Alex Noren is also a Masters newcomer but is a lovely player and won four times last season.
The Swede is well suited to Augusta because he of his ability to fade the ball, which is an advantage there.
Six weeks ago Hideki Matsuyama might have been the favourite, following his extraordinary run of five wins in nine events.
The world No4 is a prodigious hitter and has previous at this tournament; he was seventh last year and fifth in 2015. He can go close again.
Rickie Fowler is another who has shown signs this year. He won the Honda Classic and, although he let a lead slip at the Houston Open at the weekend, is obviously in form.

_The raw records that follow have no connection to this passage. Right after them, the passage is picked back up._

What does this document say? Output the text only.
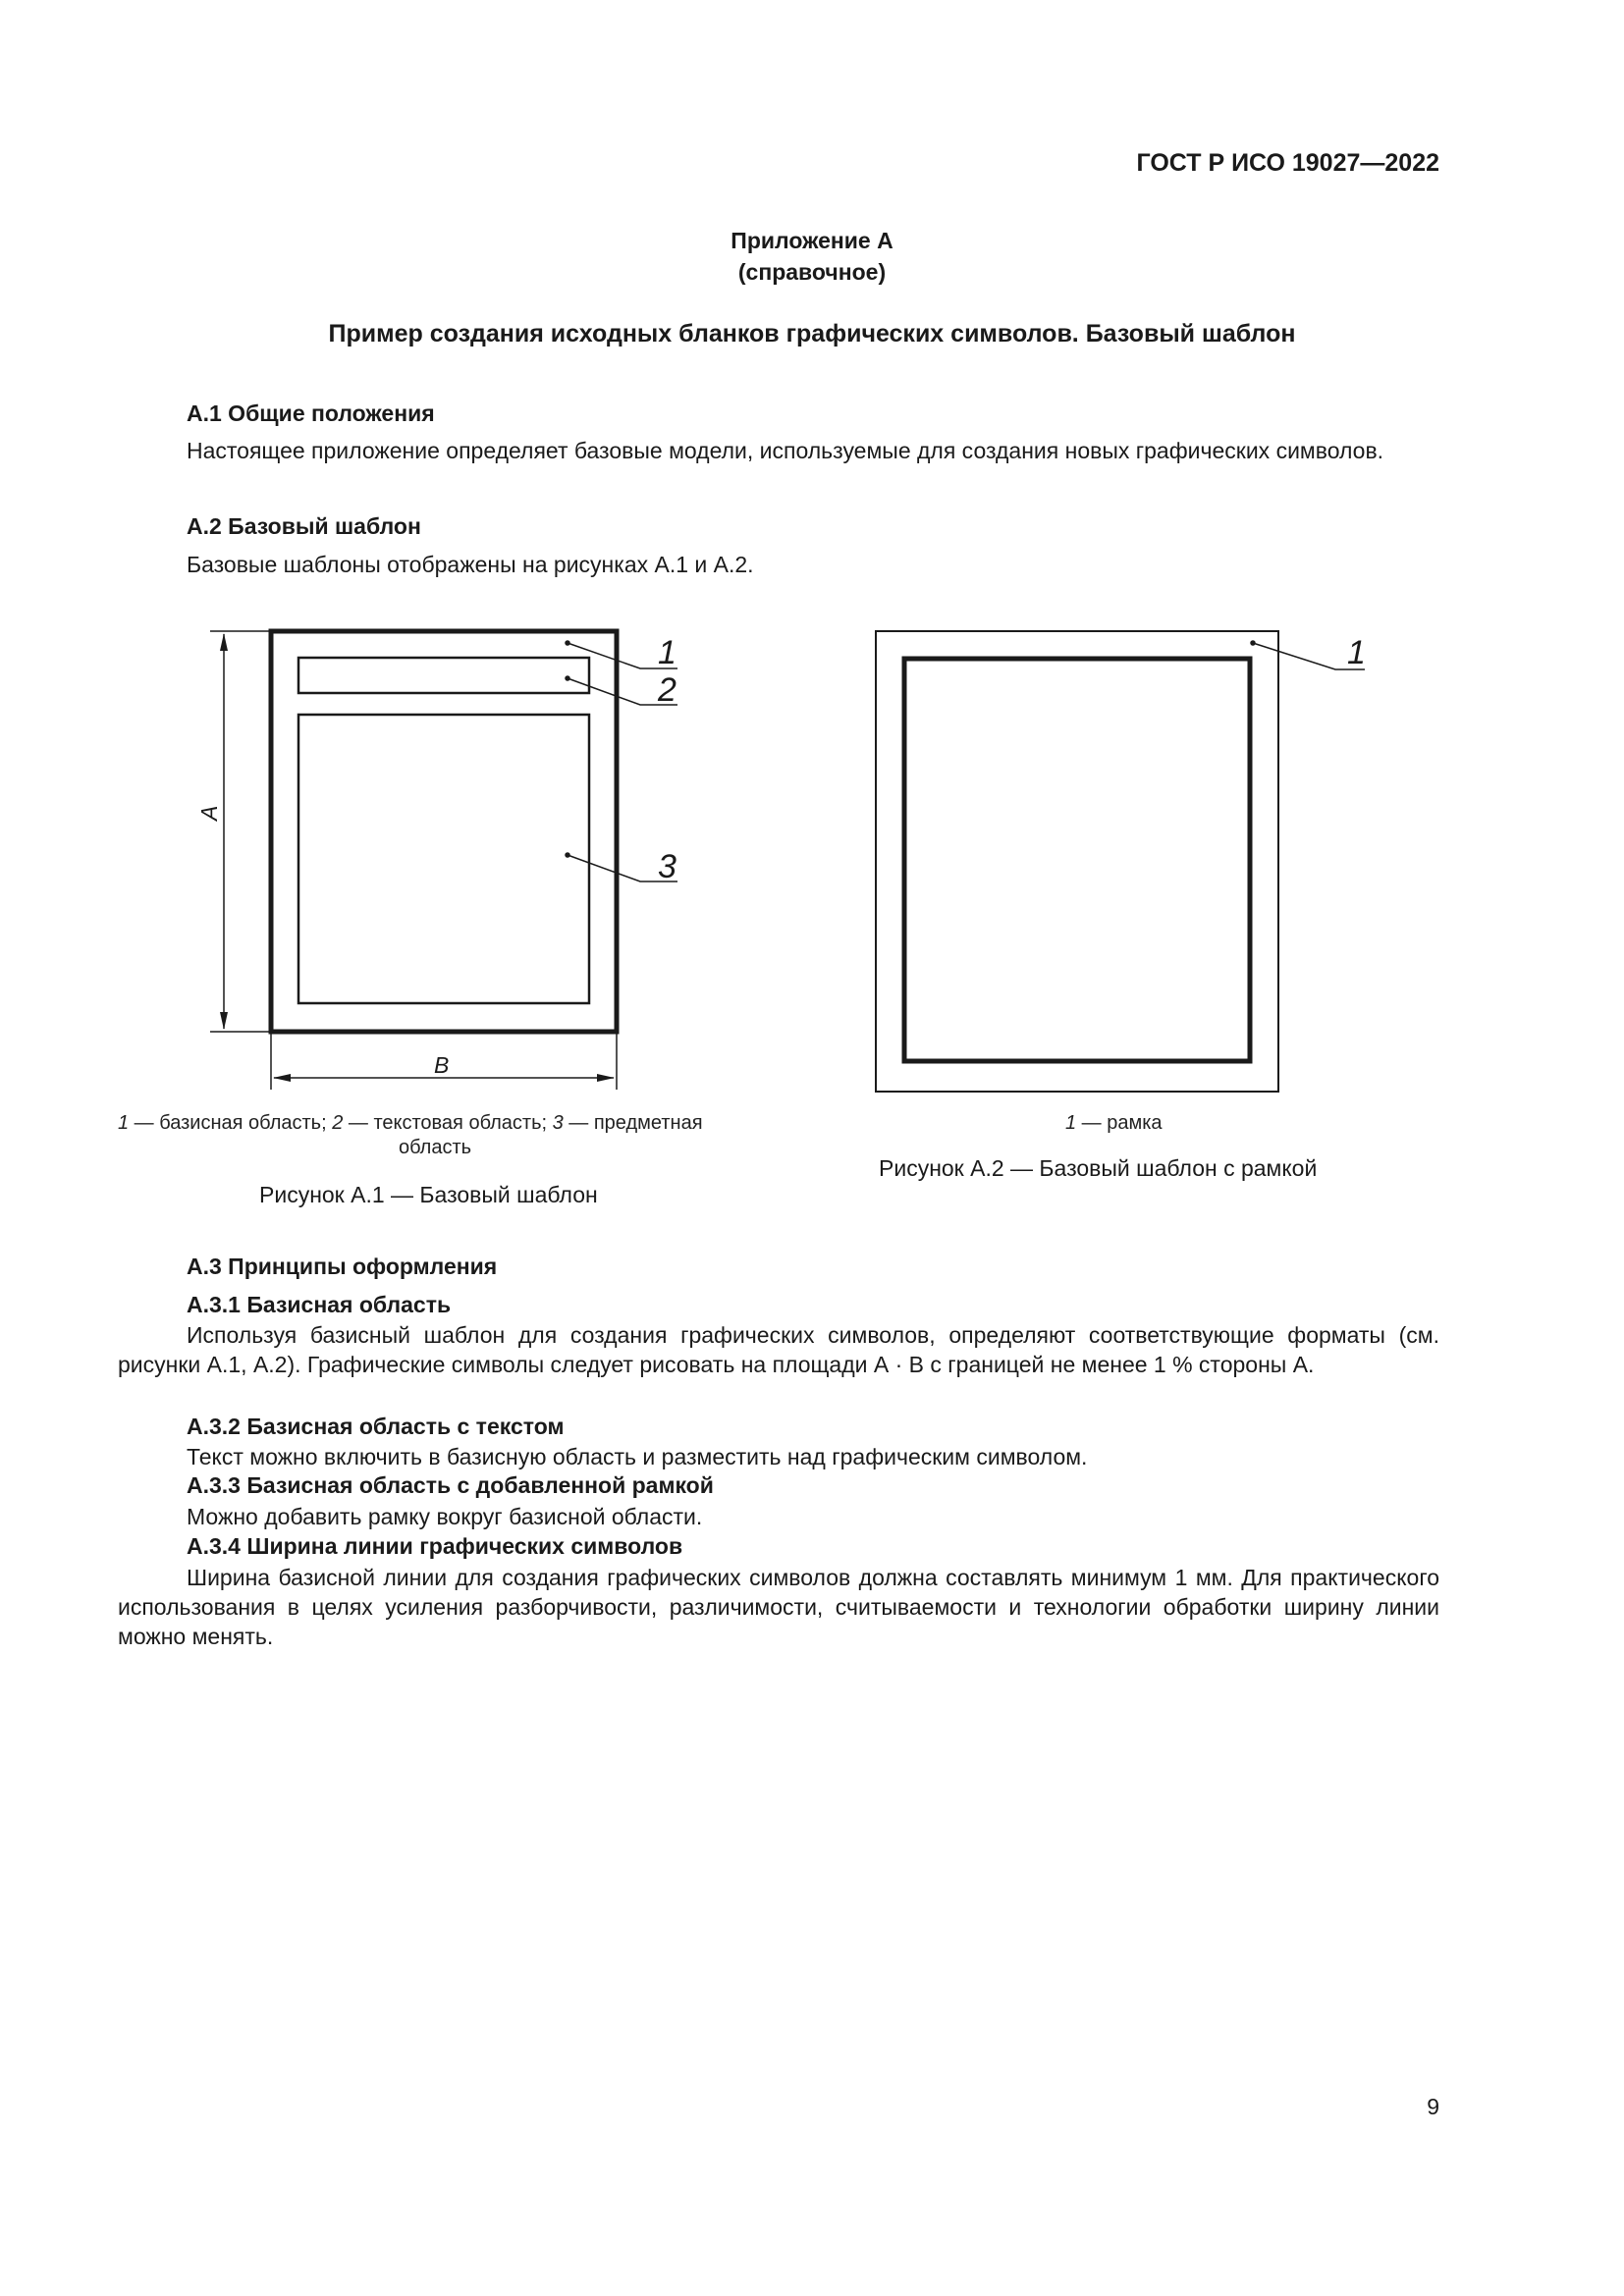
ГОСТ Р ИСО 19027—2022
Приложение А
(справочное)
Пример создания исходных бланков графических символов. Базовый шаблон
А.1 Общие положения
Настоящее приложение определяет базовые модели, используемые для создания новых графических символов.
А.2 Базовый шаблон
Базовые шаблоны отображены на рисунках А.1 и А.2.
1
2
3
А
В
1
1 — базисная область; 2 — текстовая область; 3 — предметная
область
Рисунок А.1 — Базовый шаблон
1 — рамка
Рисунок А.2 — Базовый шаблон с рамкой
А.3 Принципы оформления
А.3.1 Базисная область
Используя базисный шаблон для создания графических символов, определяют соответствующие форматы (см. рисунки А.1, А.2). Графические символы следует рисовать на площади А · В с границей не менее 1 % стороны А.
А.3.2 Базисная область с текстом
Текст можно включить в базисную область и разместить над графическим символом.
А.3.3 Базисная область с добавленной рамкой
Можно добавить рамку вокруг базисной области.
А.3.4 Ширина линии графических символов
Ширина базисной линии для создания графических символов должна составлять минимум 1 мм. Для практического использования в целях усиления разборчивости, различимости, считываемости и технологии обработки ширину линии можно менять.
9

Fellow American Justin Thomas, who also hits it a mile, can’t be discounted either.
Bad weather could suit evergreen Mickelson
It wouldn’t surprise me to see three-time winner Phil Mickelson thrive this week. Mickelson may be 46 but he is still playing the golf of his life and if the forecasts of high winds prove correct, it could suit seasoned competitors like him.
Open champion Henrik Stenson, 2013 Masters winner Adam Scott and England’s Paul Casey are three more experienced contenders, while Augusta’s reputation as a course cut out for repeat successes could favour two-time champion Bubba Watson.
Champion Willett in need of a boost
Danny Willett was on cloud nine after his triumph 12 months ago but has been struggling since before the Ryder Cup and shown no form whatsoever.
Who knows whether memories of last year’s glory will give the Englishman a timely boost, although it looks unlikely.